Think that pricey private college is out of reach for your budget? Think again.
A growing number of private colleges are awarding most -- or even all -- of their students scholarships that bring tuition close to public college levels. Ripon College in Wisconsin, for example, gives nearly all of its students enough grants to make its price tag competitive with that of public universities. And a few private colleges, such as Seton Hall, have started to offer to match the price of public colleges for good students.
Of course, there's no way to determine which schools will give you enough scholarship money to make their school more affordable than the next one (you're best bet is to estimate the cost using our calculator), but we can tell you which schools offer mid-priced educations ($5,000 to $15,000 in tuition and fees per year) for all students who get accepted.
The average public university charges in-state residents about $8,200 a year in tuition and fees for the 2011-12 academic year, according to the College Board.
Some flagship state universities in the Rocky Mountain region and in the South charge their residents less than $6,000 a year.
Unfortunately, some of the most populous states, such as Pennsylvania, California and New Jersey, also have the most expensive public universities.
Penn State, for example, has the dubious distinction of having the highest public tuition, with the average tuition and fee bill exceeding $17,000 in 2011-12. After adding in living costs in expensive communities like Berkeley, the total cost of attendance at the flagship University of California campuses exceeded $30,000 in 2011-12.
But most of these expensive states also offer less expensive four-year public universities. The California State University campuses, for example, generally charged less than $7,000 a year in tuition during the 2011-12 academic year, and have a total cost of attendance typically less than $25,000.
Private colleges that promise to match public university costs:
California Lutheran University. This Thousand Oaks, Calif., college promises to match the cost of attending some of the University of California campuses for students who have been admitted to a competing UC and CLU.

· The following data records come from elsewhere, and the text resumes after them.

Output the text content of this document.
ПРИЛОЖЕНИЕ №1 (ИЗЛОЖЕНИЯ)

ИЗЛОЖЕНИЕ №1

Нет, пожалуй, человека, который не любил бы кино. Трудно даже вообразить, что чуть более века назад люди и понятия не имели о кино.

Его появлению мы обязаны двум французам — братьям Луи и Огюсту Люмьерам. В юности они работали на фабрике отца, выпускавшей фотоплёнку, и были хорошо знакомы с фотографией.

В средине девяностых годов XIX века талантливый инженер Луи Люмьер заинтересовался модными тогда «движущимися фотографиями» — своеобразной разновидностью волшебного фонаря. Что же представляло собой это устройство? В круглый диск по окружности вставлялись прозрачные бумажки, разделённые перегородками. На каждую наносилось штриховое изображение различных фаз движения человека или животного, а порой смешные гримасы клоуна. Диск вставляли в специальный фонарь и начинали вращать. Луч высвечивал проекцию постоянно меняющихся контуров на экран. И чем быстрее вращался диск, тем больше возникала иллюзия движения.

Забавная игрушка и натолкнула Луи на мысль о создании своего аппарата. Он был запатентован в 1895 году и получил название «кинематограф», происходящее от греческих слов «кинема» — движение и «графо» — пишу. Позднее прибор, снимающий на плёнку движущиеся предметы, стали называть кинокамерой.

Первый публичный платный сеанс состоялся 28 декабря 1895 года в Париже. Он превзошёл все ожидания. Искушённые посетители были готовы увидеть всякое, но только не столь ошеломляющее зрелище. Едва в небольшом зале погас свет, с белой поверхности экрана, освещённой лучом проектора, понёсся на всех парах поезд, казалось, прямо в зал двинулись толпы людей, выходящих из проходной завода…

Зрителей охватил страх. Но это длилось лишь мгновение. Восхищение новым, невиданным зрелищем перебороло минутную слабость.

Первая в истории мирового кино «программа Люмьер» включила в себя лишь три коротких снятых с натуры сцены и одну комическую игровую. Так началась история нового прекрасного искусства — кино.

Northland College. This Wisconsin college promises to match public school costs for students with at least a B average from families earning up to $150,000.
Seton Hall University. This New Jersey college promises to match the cost of Rutgers (which charged tuition and fees of about $13,000 in 2011-12) for early applicants with excellent test scores who are in the top 10% of their class.
International colleges: Some overseas schools, including the highly ranked University of Hong Kong, and many Canadian colleges, charge Americans about $15,000 a year for tuition.